The Gospels and our own experience tell us God speaks and acts in and through people. Peter let God speak through him in today’s Gospel scene. He denied him in others. As Pope Francis said, “Who am I to judge?”
Peter’s failings and our failings draw us to call out to Jesus with hearts in need of Jesus the Christ, the Son of the Living God. He will help us imitate him in our own unique and imperfect way as we keep watching him heal a bent over woman, a blind man, a bleeding woman, a man with a withered hand and more. He is still feeding the multitudes, building the kindom of heaven, rebuking unjust leaders and overturning money changers’ tables, especially when they overcharge people who are poor.
Jesus washed feet and asked his followers to do the same. Since people who walk dusty roads are not often at my door, I better find other ways to “wash people’s feet.” Parents and caregivers may not realize they’re imitating Jesus and encountering him as they wash feet.
As we imitate Jesus in our unique and imperfect way we grow in relationship to him and strengthen our discipleship. We are the hands through which God fulfills the prayer Jesus taught us, “Thy kingdom come, Thy will be done on earth as it is in heaven.” Our world is sorely in need of glimpses of heaven on earth. We saw the vitriol and carnage of Charlottesville but it is not widely known that clergy from many faiths witnessed to peace there as they comforted the injured, prayed, counseled, assisted and supported people even as some of them were being assaulted, themselves.
Pope Francis is giving keys to the kindom of heaven to all of us to unlock doors to refugees, to homeless people and more as he sponsors Muslim families with the help of the community of Sant’Egidio. Pope Francis urges every faith community to sponsor a refugee family and assures us the worst refugee problem since WWII will be solved if we do!
Jesus said, “I came that they may have life, and have it abundantly (John 10:10). And he assures us we will welcome Him as we welcome the stranger, visit the sick, give drink to the thirsty, clothe the naked, give food to the hungry (Matthew 25:31-46).

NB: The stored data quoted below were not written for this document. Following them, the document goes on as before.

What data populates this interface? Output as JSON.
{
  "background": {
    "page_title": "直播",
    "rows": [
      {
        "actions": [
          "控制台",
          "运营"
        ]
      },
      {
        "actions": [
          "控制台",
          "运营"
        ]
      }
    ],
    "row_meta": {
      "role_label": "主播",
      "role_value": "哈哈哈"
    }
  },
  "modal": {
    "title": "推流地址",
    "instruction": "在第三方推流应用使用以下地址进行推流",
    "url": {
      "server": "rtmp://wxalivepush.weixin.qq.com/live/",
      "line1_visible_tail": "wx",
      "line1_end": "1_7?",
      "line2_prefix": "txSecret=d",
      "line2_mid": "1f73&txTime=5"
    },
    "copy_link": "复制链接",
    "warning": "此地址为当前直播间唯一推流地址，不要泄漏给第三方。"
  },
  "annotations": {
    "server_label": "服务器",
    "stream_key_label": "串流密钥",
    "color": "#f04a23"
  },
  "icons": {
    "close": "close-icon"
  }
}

In troubled and joyful moments we call Jesus, the Christ, by many names: Bread of Life (John 6:32), Good Shepherd (1Peter 5:4; John 10:11), Deliverer (Romans 11:26), Great High Priest (Hebrews 4:14), Head of the Church (Ephesians 1:22), Holy One of God (Mark 1:24), Jesus (Matthew 1:21), King of Kings (1 Timothy 6:15), Lamb of God (John 1:29), Light of the World (John 8:12), Lord of Lords (1 Timothy 6:15), Morning Star (Revelation 22:16), Only Begotten Son (John 1:18), Our Passover (1 Corinthians 5:7), Prince of Peace (Isaiah 9:6), Redeemer (Job 19:25), Resurrection and Life (John 11:25), Son of God (Matthew 2:15), True Vine (John 15:1) and more. My prayer is that each of us not only calls him by name but serve as he served.